At our medical staff mid-year meeting we discussed in depth how primary care is so necessary to manage chronic illness, provide preventive services and keep health care costs down. One study showed that the more primary care doctors are available in an area, the lower the disease burden and mortality in that area.

The major barrier to providing good primary care to a group of people is that there just aren’t enough of us. Let’s face it, doctors are really smart people. If we’re smart enough to get into medical school, we’re definitely smart enough to figure out that going $300,000 into debt to pay for our education requires careful thought about our specialty choice after school.

Primary care compensation is at the bottom of the barrel as far as medical specialties go. The three medical specialties with the lowest compensation are, in order, family medicine, general pediatrics and general internal medicine. (Yes! I’m number one!!)

I’m an assistant professor in Case Western Reserve University School of Medicine’s Department of Family Medicine and Community Health. I work with students regularly and one of my goals is to show them why they should consider primary care. It’s definitely never boring!

I also tell them I completely understand why primary care is hard to sell to students who are paying $46,000 per year for their education. So how can we get more medical students to choose primary care?

The bottom line is that we need to pay primary care doctors more. We need to pay primary care doctors more, and specialty doctors less. And we need to insist that primary care level of care is provided by primary care doctors, NOT specialists.

What do I mean by that? I mean that care that CAN be provided by primary care doctors SHOULD be provided by primary care doctors. There is absolutely no reason for a patient to see a gynecologist for a routine Pap tests. I can’t get my patients in to see a gynecologist when they have an abnormal Pap test, fertility concern, excessive bleeding or pelvic pain because they are too busy doing routine Pap tests.

Endocrinologists are not needed to manage routine hypothyroidism. Patients think if they have high cholesterol they need a cardiologist, if they have migraines they need a neurologist, and if they’re depressed they need a psychiatrist.

These people ONLY need a primary care doctor. We manage ALL of this, quickly and in many cases better and in a more cost-efficient manner than the specialists.

So this is my suggestion for controlling health care costs and incentivizing medical students to see primary care as a more desirable option. First we need to increase payments to primary care doctors for the work they do.

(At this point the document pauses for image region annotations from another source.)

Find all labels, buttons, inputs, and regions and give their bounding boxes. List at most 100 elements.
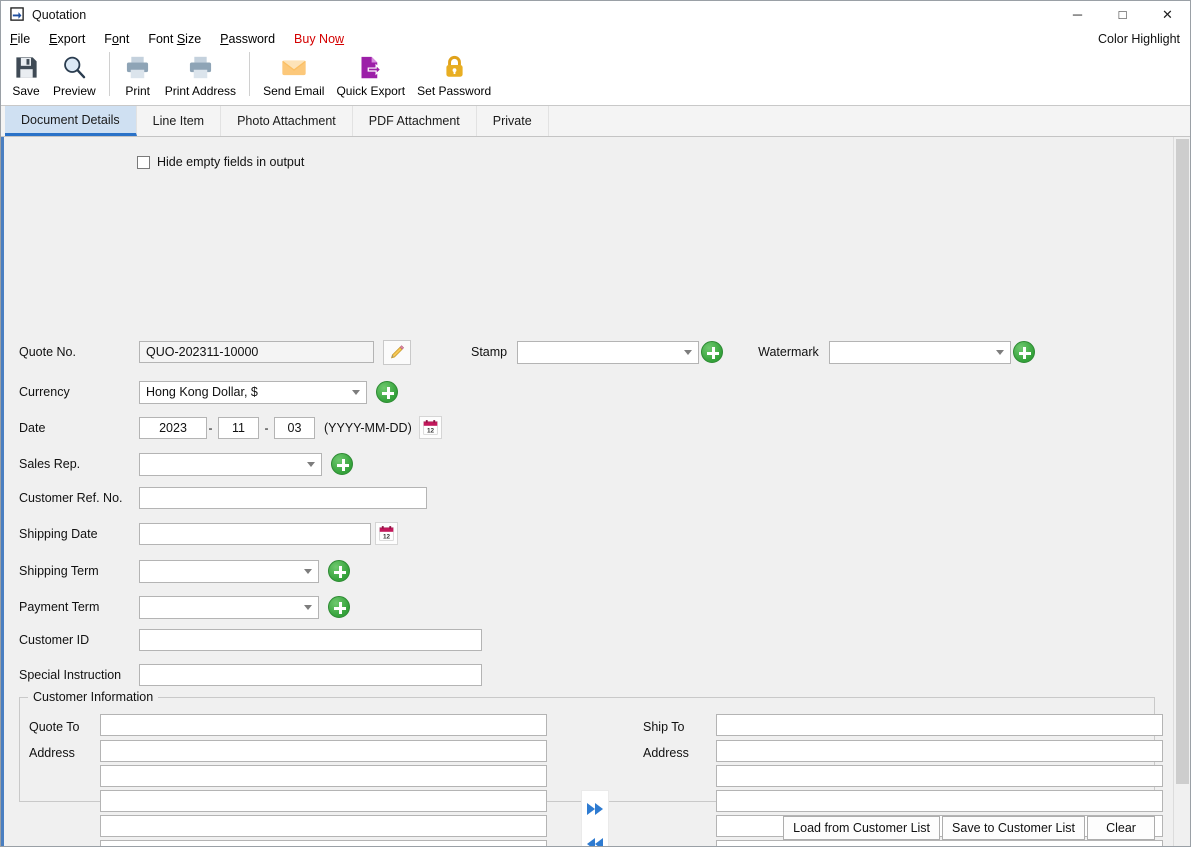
scrollbar-thumb[interactable] <box>1176 139 1189 784</box>
edit-quote-no-button[interactable] <box>383 339 411 365</box>
toolbar-quick-export-button[interactable]: Quick Export <box>330 49 411 98</box>
quote-to-address-line-4[interactable] <box>100 815 547 837</box>
shipping-date-label: Shipping Date <box>19 526 98 541</box>
quote-to-address-line-3[interactable] <box>100 790 547 812</box>
double-arrow-right-icon <box>587 802 595 815</box>
add-currency-button[interactable] <box>374 379 400 405</box>
tab-line-item[interactable]: Line Item <box>137 106 222 136</box>
toolbar-label: Set Password <box>417 84 492 98</box>
tab-document-details[interactable]: Document Details <box>5 106 137 136</box>
add-watermark-button[interactable] <box>1011 339 1037 365</box>
customer-id-row: Customer ID <box>19 629 482 651</box>
menu-buy-now[interactable]: Buy Now <box>294 32 354 46</box>
envelope-icon <box>280 52 308 82</box>
maximize-button[interactable]: □ <box>1100 1 1145 28</box>
vertical-scrollbar[interactable] <box>1173 137 1190 846</box>
menu-export[interactable]: Export <box>49 32 95 46</box>
quote-no-row: Quote No. QUO-202311-10000 Stamp Waterma… <box>19 339 1037 365</box>
date-month-input[interactable]: 11 <box>218 416 259 439</box>
payment-term-row: Payment Term <box>19 594 352 620</box>
date-picker-button[interactable]: 12 <box>418 416 442 439</box>
customer-id-label: Customer ID <box>19 633 90 647</box>
ship-to-name-input[interactable] <box>716 714 1163 736</box>
ship-to-address-line-1[interactable] <box>716 740 1163 762</box>
toolbar-label: Print Address <box>164 84 237 98</box>
toolbar-label: Quick Export <box>336 84 406 98</box>
color-highlight-label[interactable]: Color Highlight <box>1098 32 1180 46</box>
currency-value: Hong Kong Dollar, $ <box>146 385 258 399</box>
watermark-select[interactable] <box>828 340 1011 364</box>
ship-to-address-line-2[interactable] <box>716 765 1163 787</box>
copy-to-ship-to-button[interactable] <box>587 802 603 815</box>
tab-photo-attachment[interactable]: Photo Attachment <box>221 106 353 136</box>
quote-to-address-line-1[interactable] <box>100 740 547 762</box>
ship-to-address-line-5[interactable] <box>716 840 1163 846</box>
menu-font[interactable]: Font <box>104 32 139 46</box>
date-separator: - <box>208 420 213 435</box>
save-to-customer-list-button[interactable]: Save to Customer List <box>942 816 1085 840</box>
date-separator: - <box>264 420 269 435</box>
quote-to-address-line-5[interactable] <box>100 840 547 846</box>
tab-label: Document Details <box>21 112 120 127</box>
hide-empty-fields-label: Hide empty fields in output <box>157 155 305 169</box>
svg-text:12: 12 <box>383 534 391 541</box>
add-payment-term-button[interactable] <box>326 594 352 620</box>
sales-rep-select[interactable] <box>139 452 322 476</box>
shipping-date-picker-button[interactable]: 12 <box>375 522 398 545</box>
shipping-term-select[interactable] <box>139 559 319 583</box>
load-from-customer-list-button[interactable]: Load from Customer List <box>783 816 941 840</box>
tab-private[interactable]: Private <box>477 106 549 136</box>
toolbar-set-password-button[interactable]: Set Password <box>411 49 497 98</box>
quote-to-name-input[interactable] <box>100 714 547 736</box>
document-export-icon <box>357 52 384 82</box>
toolbar-separator <box>249 52 251 96</box>
toolbar-preview-button[interactable]: Preview <box>47 49 102 98</box>
clear-button[interactable]: Clear <box>1087 816 1155 840</box>
copy-to-quote-to-button[interactable] <box>587 837 603 846</box>
customer-id-input[interactable] <box>139 629 482 651</box>
toolbar: Save Preview Print Print Address Send Em… <box>1 49 1190 106</box>
quote-no-label: Quote No. <box>19 345 76 359</box>
date-year-input[interactable]: 2023 <box>139 416 207 439</box>
toolbar-send-email-button[interactable]: Send Email <box>257 49 330 98</box>
customer-information-legend: Customer Information <box>28 690 159 704</box>
plus-icon <box>1012 341 1035 363</box>
special-instruction-input[interactable] <box>139 664 482 686</box>
chevron-down-icon <box>304 604 312 610</box>
add-shipping-term-button[interactable] <box>326 558 352 584</box>
quote-to-label: Quote To <box>29 720 80 734</box>
payment-term-select[interactable] <box>139 595 319 619</box>
quote-to-address-line-2[interactable] <box>100 765 547 787</box>
menu-font-size[interactable]: Font Size <box>148 32 211 46</box>
add-sales-rep-button[interactable] <box>329 451 355 477</box>
close-button[interactable]: ✕ <box>1145 1 1190 28</box>
double-arrow-left-icon <box>587 837 595 846</box>
ship-to-address-line-3[interactable] <box>716 790 1163 812</box>
toolbar-print-button[interactable]: Print <box>117 49 159 98</box>
minimize-button[interactable]: ─ <box>1055 1 1100 28</box>
ship-to-label: Ship To <box>643 720 685 734</box>
tab-label: Line Item <box>152 114 205 128</box>
quote-no-input[interactable]: QUO-202311-10000 <box>139 341 374 363</box>
date-day-input[interactable]: 03 <box>274 416 315 439</box>
hide-empty-fields-checkbox[interactable] <box>137 155 150 169</box>
stamp-select[interactable] <box>517 340 700 364</box>
padlock-icon <box>441 52 468 82</box>
menu-password[interactable]: Password <box>220 32 285 46</box>
double-arrow-left-icon <box>595 837 603 846</box>
toolbar-print-address-button[interactable]: Print Address <box>159 49 242 98</box>
chevron-down-icon <box>684 349 693 355</box>
tab-bar: Document Details Line Item Photo Attachm… <box>1 106 1190 137</box>
toolbar-save-button[interactable]: Save <box>5 49 47 98</box>
printer-icon <box>124 52 151 82</box>
shipping-date-input[interactable] <box>139 522 371 545</box>
customer-ref-no-label: Customer Ref. No. <box>19 491 123 505</box>
menu-file[interactable]: File <box>10 32 40 46</box>
tab-pdf-attachment[interactable]: PDF Attachment <box>353 106 477 136</box>
watermark-label: Watermark <box>758 345 819 359</box>
add-stamp-button[interactable] <box>699 339 725 365</box>
currency-select[interactable]: Hong Kong Dollar, $ <box>139 380 367 404</box>
hide-empty-fields-row[interactable]: Hide empty fields in output <box>137 155 1173 169</box>
shipping-term-row: Shipping Term <box>19 558 352 584</box>
customer-ref-no-input[interactable] <box>139 487 427 509</box>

Then we can offset that spending by either refusing to pay specialists to do primary care work, or by paying them what primary care doctors make to do the same work.

If an endocrinologist gets paid what a family doctor receives to manage routine hypothyroidism, that will save money because, believe me, the endocrinologist gets paid more than I do to do that same job. If that causes endocrinologists to tell patients their family doctor can manage their thyroid, so much the better. Maybe then it won’t take me 3 months to get someone who needs a hormone workup for an unusual problem in to see the doctor they need.

With the current furor about the pay gap between women and men and between white workers and minorities, I would suggest the pay gap between primary care doctors and specialists is just as shameful. It is time for Medicare, Medicaid and private insurers to pay primary care doctors properly for the work we do. And if specialists choose to provide primary care services, they should get paid what we get paid for that.

QUESTION: Did you know there is a pay gap between primary care and specialty doctors?